Alguns
sentimentos são difíceis de expressar em palavras. Devem em quando, sinto um
repentino senso de familiaridade que gera um profundo anelo que não consigo nem
expressar nem satisfazer. Isso acontece diante de um fogo crepitante na época
do Natal, ou numa calma tarde de outono enquanto o sol vai sumindo no
horizonte. Isso acontece quando vejo o sul nublado e morros áridos, ou quando
ouço certos estilos musicais, ou sinto o cheiro de grama recém cortada num
anoitecer quente de verão. Isso me acontece quando volto à casa onde cresci ou
me lembro de amigos de infância. Em cada uma dessa situações, sinto algo
familiar, mas que está ausente.
Em um nível
muito mais elevado, todos nós experimentamos aquilo que C. S. Lewis chama de
“nostalgia vitalícia”. [1] Ela se origina de nosso
anelo inexprimível de sermos reunidos a alguma coisa no universo da qual nos
sentimos isolados – algo familiar, mas que nos falta. Essa alguma coisa, evidentemente, é Deus. Ele nos criou à sua imagem, de
forma que devemos encontrar a nossa fonte de descanso nele mesmo. Mas nós nos
separamos dele, desde então, temos vivido com esse isolamento.
Em 2012,
uma senhora idosa da cidade de Borja, Espanha, percebeu que um afresco em uma
das paredes estava aparecendo um pouco apagado. O afresco, Ecce Homo, representava Cristo diante do tribunal de Pôncio
Pilatos. [2] A mulher, por conta
própria, tentou restaurar uma obra de arte quase centenária. O resultado foi
desastroso. De acordo com uma reportagem, ela transformou a pintura em algo que
parecia um “porco-espinho inchado”.[3] Infelizmente, assim somos
nós. O pecado nos desfigurou de tal forma que é impossível sermos reconhecidos.

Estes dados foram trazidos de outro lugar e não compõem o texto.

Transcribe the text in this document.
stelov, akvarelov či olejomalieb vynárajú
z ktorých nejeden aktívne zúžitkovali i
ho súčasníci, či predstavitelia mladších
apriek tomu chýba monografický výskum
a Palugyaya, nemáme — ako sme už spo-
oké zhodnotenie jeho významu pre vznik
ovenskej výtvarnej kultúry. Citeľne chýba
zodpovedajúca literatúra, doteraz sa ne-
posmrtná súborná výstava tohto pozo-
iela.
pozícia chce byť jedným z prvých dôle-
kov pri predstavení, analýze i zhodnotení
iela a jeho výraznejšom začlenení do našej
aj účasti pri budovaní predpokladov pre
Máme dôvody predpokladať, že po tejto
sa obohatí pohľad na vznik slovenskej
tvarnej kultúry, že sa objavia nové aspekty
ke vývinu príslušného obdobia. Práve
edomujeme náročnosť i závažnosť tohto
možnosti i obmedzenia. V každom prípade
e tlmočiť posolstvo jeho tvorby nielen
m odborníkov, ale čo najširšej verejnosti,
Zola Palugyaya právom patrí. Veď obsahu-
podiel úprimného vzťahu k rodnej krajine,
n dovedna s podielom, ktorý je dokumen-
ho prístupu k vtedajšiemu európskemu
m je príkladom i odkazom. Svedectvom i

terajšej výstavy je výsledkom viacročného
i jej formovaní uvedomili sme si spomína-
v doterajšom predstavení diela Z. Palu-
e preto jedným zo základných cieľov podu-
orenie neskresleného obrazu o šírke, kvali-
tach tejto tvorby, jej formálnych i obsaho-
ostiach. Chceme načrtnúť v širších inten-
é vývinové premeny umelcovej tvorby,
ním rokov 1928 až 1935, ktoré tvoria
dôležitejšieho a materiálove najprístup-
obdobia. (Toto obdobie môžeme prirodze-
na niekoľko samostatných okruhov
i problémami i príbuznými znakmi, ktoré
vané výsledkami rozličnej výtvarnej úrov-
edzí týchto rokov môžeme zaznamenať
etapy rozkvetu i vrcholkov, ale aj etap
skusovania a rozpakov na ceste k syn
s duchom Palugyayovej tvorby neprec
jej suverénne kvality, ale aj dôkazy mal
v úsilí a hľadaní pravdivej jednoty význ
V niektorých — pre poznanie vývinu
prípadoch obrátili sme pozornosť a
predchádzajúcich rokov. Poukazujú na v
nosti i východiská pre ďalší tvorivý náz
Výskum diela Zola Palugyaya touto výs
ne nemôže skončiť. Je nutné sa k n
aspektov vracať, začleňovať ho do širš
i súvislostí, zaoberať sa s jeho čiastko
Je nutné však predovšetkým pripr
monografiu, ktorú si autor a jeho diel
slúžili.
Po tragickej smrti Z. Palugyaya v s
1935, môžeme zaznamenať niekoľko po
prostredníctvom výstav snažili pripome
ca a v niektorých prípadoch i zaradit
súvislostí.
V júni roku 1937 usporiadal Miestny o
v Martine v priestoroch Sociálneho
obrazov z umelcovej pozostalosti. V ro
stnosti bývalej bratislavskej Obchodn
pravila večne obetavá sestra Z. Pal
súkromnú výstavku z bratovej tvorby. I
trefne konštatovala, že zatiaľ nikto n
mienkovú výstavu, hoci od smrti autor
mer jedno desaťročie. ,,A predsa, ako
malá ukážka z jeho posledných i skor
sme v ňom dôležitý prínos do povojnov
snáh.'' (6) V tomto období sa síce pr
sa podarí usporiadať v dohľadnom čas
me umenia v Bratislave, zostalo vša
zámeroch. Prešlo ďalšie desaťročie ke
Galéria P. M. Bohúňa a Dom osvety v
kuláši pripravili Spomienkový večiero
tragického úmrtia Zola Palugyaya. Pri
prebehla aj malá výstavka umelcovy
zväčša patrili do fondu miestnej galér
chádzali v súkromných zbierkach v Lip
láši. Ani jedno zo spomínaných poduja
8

Como resultado dessa desfiguração, perdemos a vida de Deus e o prazer de Deus,
e esse isolamento nos levou a nossa “nostalgia vitalícia”.
Mas a
história não acaba aqui. Misericordiosamente, o Filho de Deus se aproximou de
nós por meio da encarnação. Ele, que criou todas as coisas, foi carregado no
ventre de uma mulher, e ele, que sustenta todas as coisas, foi carregado nos
braços de uma mulher. Ele se vestiu de nossa humanidade – corpo e alma. Ele
chegou tão perto ao ponto de participar da vida num mundo decaído, carregou
nosso pecado e vergonha, e provou a morte em nosso lugar. Ele foi esmagado,
para que pudéssemos ser curados; humilhado, para que pudéssemos ser exaltados;
condenado, para que pudéssemos ser justificados. Naquele momento de completa
escuridão e abandono na cruz, ele comprou a prazer de Deus para nós – a restauração
e a reconciliação. Seu perdão agora substitui nossa pecaminosidade; seu mérito
eclipsa nossa culpa; e sua justiça oculta nossa indignidade. Sua “misericórdia
abundante” apaga nossa multidão de “transgressões” (Sl 51.1). [4]
Em virtude
de nossa união com Cristo, nós nos aproximamos de Deus e encontramos nele tudo
que jamais poderíamos desejar: um bem eterno e espiritual, adequado a todas as
nossas necessidades. Nosso conhecimento desse Deus propaga em nossa alma uma
paz satisfatória nesta vida e um sabor irresistível daquilo que nos aguarda na
glória. Uma vez que voltamos à nossa fonte de descanso, vivemos antecipando a
visão beatífica – o dia em que veremos a Deus (Mt 5.8). De certa forma, nós já
o vemos agora com os olhos da fé, mas isso não é nada em comparação com o que
está por vir. No presente, vemos as perfeições de Deus em seus efeitos, ou
seja, em suas obras da criação, providência, e redenção; mas, no futuro, nós o
veremos de forma perfeita.
Nós seremos
como Cristo, e, por isso, seremos capazes de comungar com Deus nas mais plenas
capacidades da nossa alma. Não haverá nada que possa obscurecer, confundir, ou
atrapalhar nossa alegria nele. Nosso conhecimento de deus será pleno e
perfeito, constante e completo, resultando num deleite até agora desconhecido,
quando descansarmos plena e finalmente nele. Até então, estamos numa jornada
repleta de alegrias e tristezas, vales agradáveis e montanhas perigosas,
conquistas animadoras e perdas mutilantes – uma viagem caracterizada pelo
regozijo, pela angústia, pela busca, pelo assombro e pelas saudades.
E isso nos
traz a este livro: Saudades de casa: uma
viagem através dos Salmos dos Degraus. Não temos certeza absoluta sobre a
razão por que estes 15 Salmos – capítulos 120-134 – são chamados de Salmos dos
Degraus. Uma das explicações mais razoáveis para o termo degrau (ou subida) é que
os israelitas cantavam essa coleção de salmos à medida que viajavam (subiam)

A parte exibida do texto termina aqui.